Sharing inv_metric across folds

If I have k-fold (k=10) cv that I am running with the same model object for every fold, but different training data. Should I be able to extract an inv_metric diagonal mass matrix from the first fold and then apply it to all the subsequent runs?

options(cmdstanr_write_stan_file_dir = here::here('script/pipelines/Model/stan'))

brms_object <- brm(model, 
                prior = model_priors,
                chains = 0,
                backend = "cmdstanr",
                data = full_data
            )

fit_obj <- update(brms_object,
                   warmup = 1000,
                   iter = 1000,
                   chains = 1,
                   save_warmup =TRUE,
                   seed = 12345,
                   init = runif(1, 0, 1e-2),
                   sig_figs = 18,
                   newdata = data_fold_1)
            
brms_inv_mat <- (fit_obj[["fit"]] |> 
              rstan::get_adaptation_info() |> 
              (\(x) gsub('\\# ','',x))() |> 
              strsplit('\n'))[[1]][3] |> 
            (\(x) sprintf('c(%s)',x))() |> 
            (\(x) parse(text = x))() |> 
            eval() |>
            as.vector()

update(brms_object,
                iter = 2000, 
                thin = 2,
                cores = 4,
                seed = 12345,
                init = stats::runif(1, 0, 1e-2),
                inv_metric = brms_inv_mat,
                newdata = data_fold_2
              )

when I try to do it with the cmdstan engine i get this error

The desired updates require recompiling the model
Model executable is up to date!
Start sampling
Running MCMC with 4 parallel chains...

Warning: Chain 1 finished unexpectedly!

Warning: Chain 2 finished unexpectedly!

Warning: Chain 3 finished unexpectedly!

Warning: Chain 4 finished unexpectedly!

Warning: Use read_cmdstan_csv() to read the results of the failed chains.
Error: Fitting failed. Unable to retrieve the metadata.
In addition: Warning messages:
1: All chains finished unexpectedly! Use the $output(chain_id) method for more information.
 
2: No chains finished successfully. Unable to retrieve the fit. 

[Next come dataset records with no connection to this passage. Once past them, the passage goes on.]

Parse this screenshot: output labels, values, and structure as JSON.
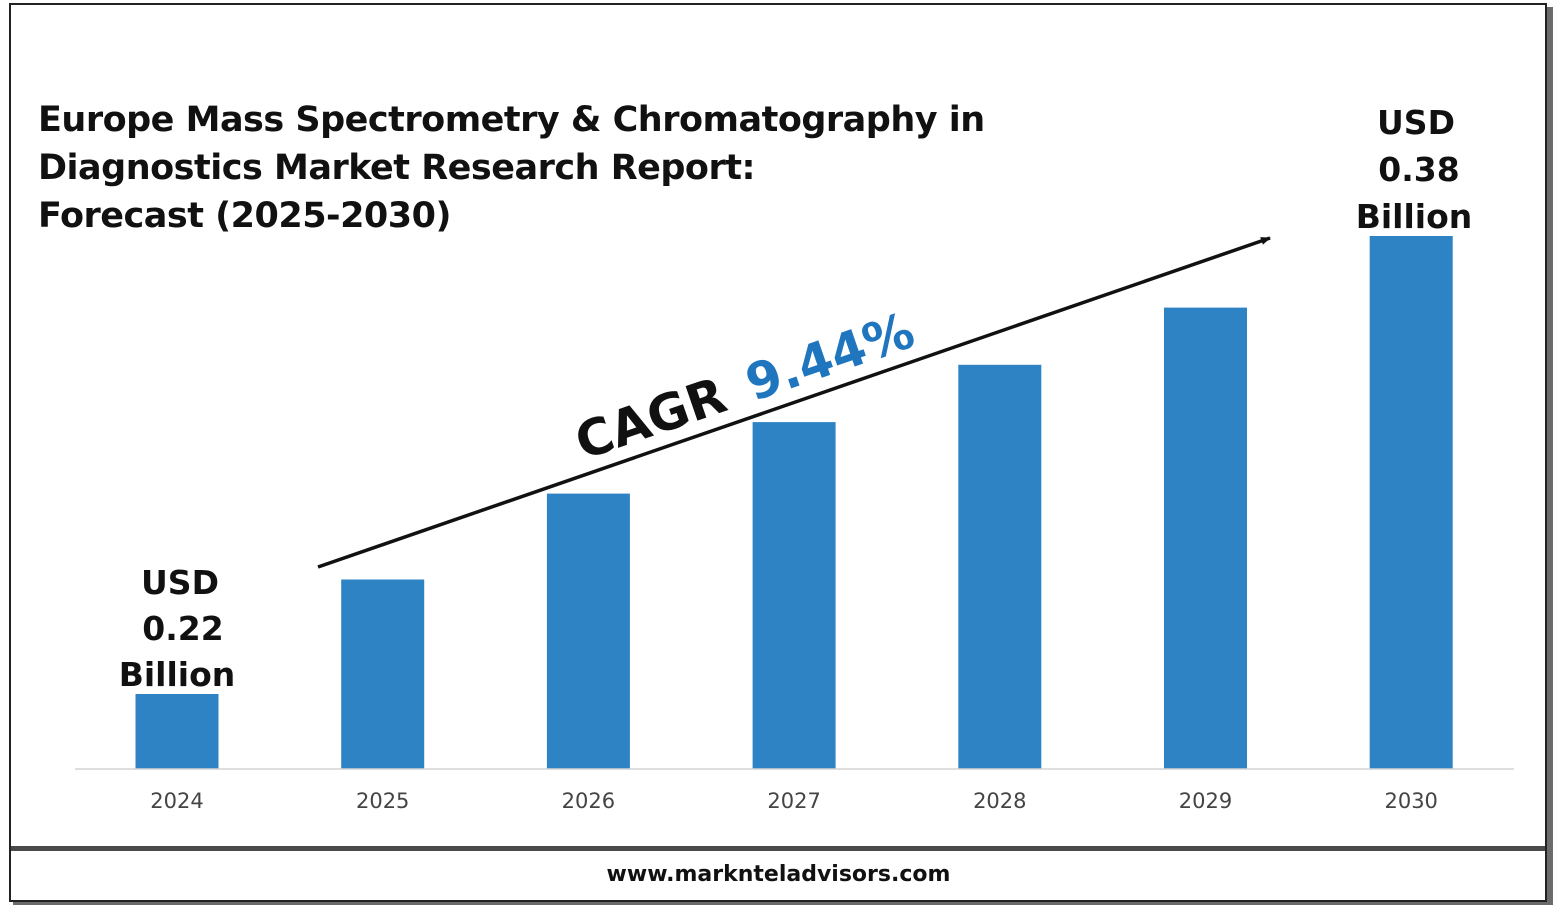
{
  "chart_data": {
    "type": "bar",
    "title": "Europe Mass Spectrometry & Chromatography in Diagnostics Market Research Report: Forecast (2025-2030)",
    "title_lines": [
      "Europe Mass Spectrometry & Chromatography in",
      "Diagnostics Market Research Report:",
      "Forecast (2025-2030)"
    ],
    "categories": [
      "2024",
      "2025",
      "2026",
      "2027",
      "2028",
      "2029",
      "2030"
    ],
    "values": [
      0.22,
      0.26,
      0.29,
      0.315,
      0.335,
      0.355,
      0.38
    ],
    "unit": "USD Billion",
    "ylim": [
      0.2,
      0.38
    ],
    "xlabel": "",
    "ylabel": "",
    "grid": false,
    "legend": "none",
    "annotations": {
      "start_label": [
        "USD",
        "0.22",
        "Billion"
      ],
      "end_label": [
        "USD",
        "0.38",
        "Billion"
      ],
      "cagr_prefix": "CAGR",
      "cagr_value": "9.44%"
    }
  },
  "colors": {
    "bar": "#2e83c4",
    "cagr_value": "#1f75be",
    "text": "#111111",
    "axis_tick": "#444444"
  },
  "footer": {
    "website": "www.marknteladvisors.com"
  }
}
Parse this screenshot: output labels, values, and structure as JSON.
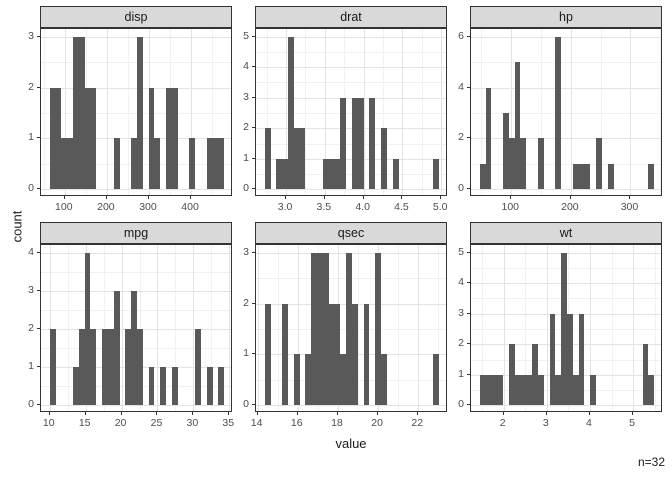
{
  "figure": {
    "y_axis_title": "count",
    "x_axis_title": "value",
    "caption": "n=32"
  },
  "colors": {
    "bar_fill": "#595959",
    "strip_background": "#D9D9D9",
    "panel_border": "#333333",
    "grid_major": "#E3E3E3",
    "grid_minor": "#F1F1F1",
    "axis_text": "#4D4D4D",
    "text": "#1a1a1a"
  },
  "chart_data": {
    "type": "bar",
    "subtype": "faceted-histograms",
    "facet_layout": "2 rows x 3 cols",
    "n_observations": 32,
    "shared_y_label": "count",
    "shared_x_label": "value",
    "annotation": "n=32",
    "facets": [
      {
        "label": "disp",
        "bin_start": 64.19,
        "bin_width": 13.824,
        "counts": [
          2,
          2,
          1,
          1,
          3,
          3,
          2,
          2,
          0,
          0,
          0,
          1,
          0,
          0,
          1,
          3,
          0,
          2,
          1,
          0,
          2,
          2,
          0,
          0,
          1,
          0,
          0,
          1,
          1,
          1
        ],
        "x_axis": {
          "min": 43.45,
          "max": 499.65,
          "major_ticks": [
            100,
            200,
            300,
            400
          ],
          "minor_ticks": [
            50,
            150,
            250,
            350,
            450
          ]
        },
        "y_axis": {
          "max_count": 3,
          "major_ticks": [
            0,
            1,
            2,
            3
          ],
          "minor_ticks": [
            0.5,
            1.5,
            2.5
          ]
        }
      },
      {
        "label": "drat",
        "bin_start": 2.725,
        "bin_width": 0.075,
        "counts": [
          2,
          0,
          1,
          1,
          5,
          2,
          2,
          0,
          0,
          0,
          1,
          1,
          1,
          3,
          0,
          3,
          3,
          0,
          3,
          0,
          2,
          0,
          1,
          0,
          0,
          0,
          0,
          0,
          0,
          1
        ],
        "x_axis": {
          "min": 2.6125,
          "max": 5.0875,
          "major_ticks": [
            3.0,
            3.5,
            4.0,
            4.5,
            5.0
          ],
          "major_tick_labels": [
            "3.0",
            "3.5",
            "4.0",
            "4.5",
            "5.0"
          ],
          "minor_ticks": [
            2.75,
            3.25,
            3.75,
            4.25,
            4.75
          ]
        },
        "y_axis": {
          "max_count": 5,
          "major_ticks": [
            0,
            1,
            2,
            3,
            4,
            5
          ],
          "minor_ticks": [
            0.5,
            1.5,
            2.5,
            3.5,
            4.5
          ]
        }
      },
      {
        "label": "hp",
        "bin_start": 47.12,
        "bin_width": 9.7586,
        "counts": [
          1,
          4,
          0,
          0,
          3,
          2,
          5,
          2,
          0,
          0,
          2,
          0,
          0,
          6,
          0,
          0,
          1,
          1,
          1,
          0,
          2,
          0,
          1,
          0,
          0,
          0,
          0,
          0,
          0,
          1
        ],
        "x_axis": {
          "min": 32.48,
          "max": 354.52,
          "major_ticks": [
            100,
            200,
            300
          ],
          "minor_ticks": [
            50,
            150,
            250,
            350
          ]
        },
        "y_axis": {
          "max_count": 6,
          "major_ticks": [
            0,
            2,
            4,
            6
          ],
          "minor_ticks": [
            1,
            3,
            5
          ]
        }
      },
      {
        "label": "mpg",
        "bin_start": 9.995,
        "bin_width": 0.8103,
        "counts": [
          2,
          0,
          0,
          0,
          1,
          2,
          4,
          2,
          0,
          2,
          2,
          3,
          0,
          2,
          3,
          2,
          0,
          1,
          0,
          1,
          0,
          1,
          0,
          0,
          0,
          2,
          0,
          1,
          0,
          1
        ],
        "x_axis": {
          "min": 8.78,
          "max": 35.52,
          "major_ticks": [
            10,
            15,
            20,
            25,
            30,
            35
          ],
          "minor_ticks": [
            12.5,
            17.5,
            22.5,
            27.5,
            32.5
          ]
        },
        "y_axis": {
          "max_count": 4,
          "major_ticks": [
            0,
            1,
            2,
            3,
            4
          ],
          "minor_ticks": [
            0.5,
            1.5,
            2.5,
            3.5
          ]
        }
      },
      {
        "label": "qsec",
        "bin_start": 14.355,
        "bin_width": 0.2897,
        "counts": [
          2,
          0,
          0,
          2,
          0,
          1,
          0,
          1,
          3,
          3,
          3,
          2,
          2,
          1,
          3,
          2,
          0,
          2,
          0,
          3,
          1,
          0,
          0,
          0,
          0,
          0,
          0,
          0,
          0,
          1
        ],
        "x_axis": {
          "min": 13.92,
          "max": 23.48,
          "major_ticks": [
            14,
            16,
            18,
            20,
            22
          ],
          "minor_ticks": [
            15,
            17,
            19,
            21,
            23
          ]
        },
        "y_axis": {
          "max_count": 3,
          "major_ticks": [
            0,
            1,
            2,
            3
          ],
          "minor_ticks": [
            0.5,
            1.5,
            2.5
          ]
        }
      },
      {
        "label": "wt",
        "bin_start": 1.4456,
        "bin_width": 0.13486,
        "counts": [
          1,
          1,
          1,
          1,
          0,
          2,
          1,
          1,
          1,
          2,
          1,
          0,
          3,
          1,
          5,
          3,
          1,
          3,
          0,
          1,
          0,
          0,
          0,
          0,
          0,
          0,
          0,
          0,
          2,
          1
        ],
        "x_axis": {
          "min": 1.2433,
          "max": 5.6937,
          "major_ticks": [
            2,
            3,
            4,
            5
          ],
          "minor_ticks": [
            1.5,
            2.5,
            3.5,
            4.5,
            5.5
          ]
        },
        "y_axis": {
          "max_count": 5,
          "major_ticks": [
            0,
            1,
            2,
            3,
            4,
            5
          ],
          "minor_ticks": [
            0.5,
            1.5,
            2.5,
            3.5,
            4.5
          ]
        }
      }
    ]
  }
}
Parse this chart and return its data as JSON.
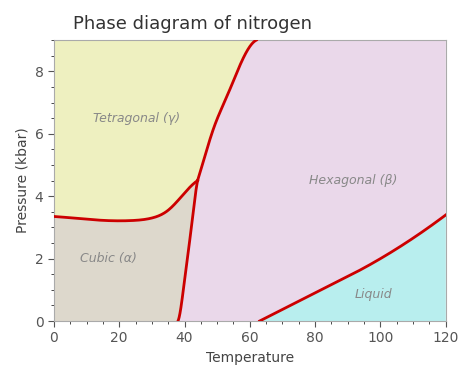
{
  "title": "Phase diagram of nitrogen",
  "xlabel": "Temperature",
  "ylabel": "Pressure (kbar)",
  "xlim": [
    0,
    120
  ],
  "ylim": [
    0,
    9
  ],
  "xticks": [
    0,
    20,
    40,
    60,
    80,
    100,
    120
  ],
  "yticks": [
    0,
    2,
    4,
    6,
    8
  ],
  "bg_color": "#ffffff",
  "plot_bg": "#ffffff",
  "phase_colors": {
    "tetragonal": "#eef0c0",
    "cubic": "#ddd8cc",
    "hexagonal": "#ead8ea",
    "liquid": "#b8eeee"
  },
  "phase_labels": {
    "tetragonal": [
      "Tetragonal (γ)",
      12,
      6.5
    ],
    "cubic": [
      "Cubic (α)",
      8,
      2.0
    ],
    "hexagonal": [
      "Hexagonal (β)",
      78,
      4.5
    ],
    "liquid": [
      "Liquid",
      92,
      0.85
    ]
  },
  "label_color": "#888888",
  "label_fontsize": 9,
  "title_fontsize": 13,
  "line_color": "#cc0000",
  "line_width": 2.0,
  "triple_T": 44,
  "triple_P": 4.5
}
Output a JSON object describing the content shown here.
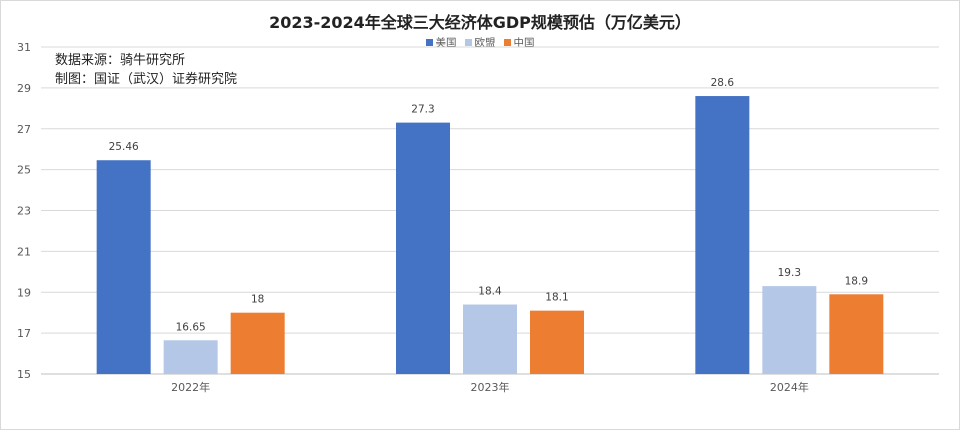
{
  "title": "2023-2024年全球三大经济体GDP规模预估（万亿美元）",
  "source_lines": [
    "数据来源：骑牛研究所",
    "制图：国证（武汉）证券研究院"
  ],
  "colors": {
    "grid": "#d9d9d9",
    "axis": "#bfbfbf"
  },
  "chart_data": {
    "type": "bar",
    "title": "2023-2024年全球三大经济体GDP规模预估（万亿美元）",
    "categories": [
      "2022年",
      "2023年",
      "2024年"
    ],
    "series": [
      {
        "name": "美国",
        "color": "#4472C4",
        "values": [
          25.46,
          27.3,
          28.6
        ]
      },
      {
        "name": "欧盟",
        "color": "#B4C7E7",
        "values": [
          16.65,
          18.4,
          19.3
        ]
      },
      {
        "name": "中国",
        "color": "#ED7D31",
        "values": [
          18,
          18.1,
          18.9
        ]
      }
    ],
    "ylim": [
      15,
      31
    ],
    "yticks": [
      15,
      17,
      19,
      21,
      23,
      25,
      27,
      29,
      31
    ],
    "grid": true,
    "legend": "top-center",
    "data_labels": true,
    "xlabel": "",
    "ylabel": ""
  }
}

When i generate the inv_metric for each fold I can see they are all different lengths. I tried to read the documentation about the mass matrix calculation, but do not quite understand why it would differ in length when the model is constant.

> purrr::map_dbl(
result2$result, ~ (.x$fit |>
rstan::get_adaptation_info() |>
 (\(x) gsub('\\# ','',x))() |> 
 strsplit('\n'))[[1]][3] |> 
     (\(x) sprintf('c(%s)',x))() |> 
     (\(x) parse(text = x))() |> 
     eval() |>
     as.vector() |> length())
[1] 992 995 993

Running each pair of fold/inv_metric does work and does reduce the run times as expected (400s==>200s)

The number of parameters may depend on the data. What is the brms formula you are using, and do you have any categorical covariates?